The Latest: Tennessee Senate candidates close out debate
LEBANON, Tenn. (AP) — The Latest on the U.S. Senate debate in Tennessee (all times local):
Republican U.S. Rep. Marsha Blackburn and Democratic former Gov. Phil Bredesen have closed out their first debate in their U.S. Senate race in Tennessee.
Bredesen and Blackburn debated for an hour Tuesday, taking questions on health care, President Donald Trump’s administration and tariffs.
The two candidates briefly agreed, saying they opposed Trump’s move to increase trade tariffs on certain goods.
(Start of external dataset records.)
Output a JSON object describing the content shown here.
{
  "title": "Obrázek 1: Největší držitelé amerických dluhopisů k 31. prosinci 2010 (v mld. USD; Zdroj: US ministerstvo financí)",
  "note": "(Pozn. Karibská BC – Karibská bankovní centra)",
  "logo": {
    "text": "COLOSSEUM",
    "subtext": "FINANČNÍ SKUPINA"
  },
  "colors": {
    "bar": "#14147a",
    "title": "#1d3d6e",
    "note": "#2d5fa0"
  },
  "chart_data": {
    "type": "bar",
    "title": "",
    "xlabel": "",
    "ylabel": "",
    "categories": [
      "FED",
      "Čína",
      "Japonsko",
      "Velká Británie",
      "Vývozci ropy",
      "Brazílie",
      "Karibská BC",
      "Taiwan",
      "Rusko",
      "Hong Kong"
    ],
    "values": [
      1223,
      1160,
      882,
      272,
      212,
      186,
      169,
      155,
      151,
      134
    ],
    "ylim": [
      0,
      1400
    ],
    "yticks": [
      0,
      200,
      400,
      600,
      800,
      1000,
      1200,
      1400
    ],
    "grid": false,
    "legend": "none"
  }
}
Both claimed that the decision hurt Tennessee farmers and businesses.
However, Blackburn — who has been quick to point out her allegiance to Trump since she began running for the Senate — said she understood where Trump was coming from. She says China had been waging a trade war against the U.S. for decades.
Bredesen said he wished Trump would stop “cozying” up to countries like China and Russia, and instead, he said, not damage relationships with countries that have long been U.S. allies.
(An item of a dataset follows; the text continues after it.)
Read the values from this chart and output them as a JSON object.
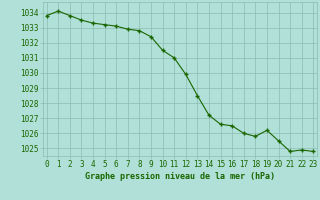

Democratic U.S. Senate candidate Phil Bredesen says he would not vote for Senate Minority Leader Chuck Schumer should he beat Republican U.S. Rep. Marsha Blackburn in November.
Bredesen, a former Tennessee governor, made the promise during a debate Tuesday while criticizing the overall leadership in Congress, explaining he will continue to think for himself if elected to the Senate.
This is the first debate between the two candidates, which has attracted national attention after incumbent U.S. Sen. Bob Corker, a Republican, announced he would not seek re-election. The race could be pivotal for the slim 51-49 Republican Senate majority.
Blackburn kicked off the debate by criticizing Bredesen’s opposition to the federal tax cut, arguing that the cuts are working to benefit people across Tennessee.
Republican U.S. Rep. Marsha Blackburn and Democratic former Gov. Phil Bredesen are set to face off in their first debate in a critical race for U.S. Senate in Tennessee.
The two rivals will debate Tuesday evening at Cumberland University in Lebanon. Hosts include The Tennessean, the League of Women Voters of Tennessee, WTVF-TV and WNPT-TV. The event will be broadcast live.
The race to replace retiring Republican Sen. Bob Corker could be pivotal for the slim 51-49 Republican Senate majority.
A second debate has also been confirmed for Oct. 10 at the University of Tennessee’s Howard H. Baker Jr. Center for Public Policy in Knoxville.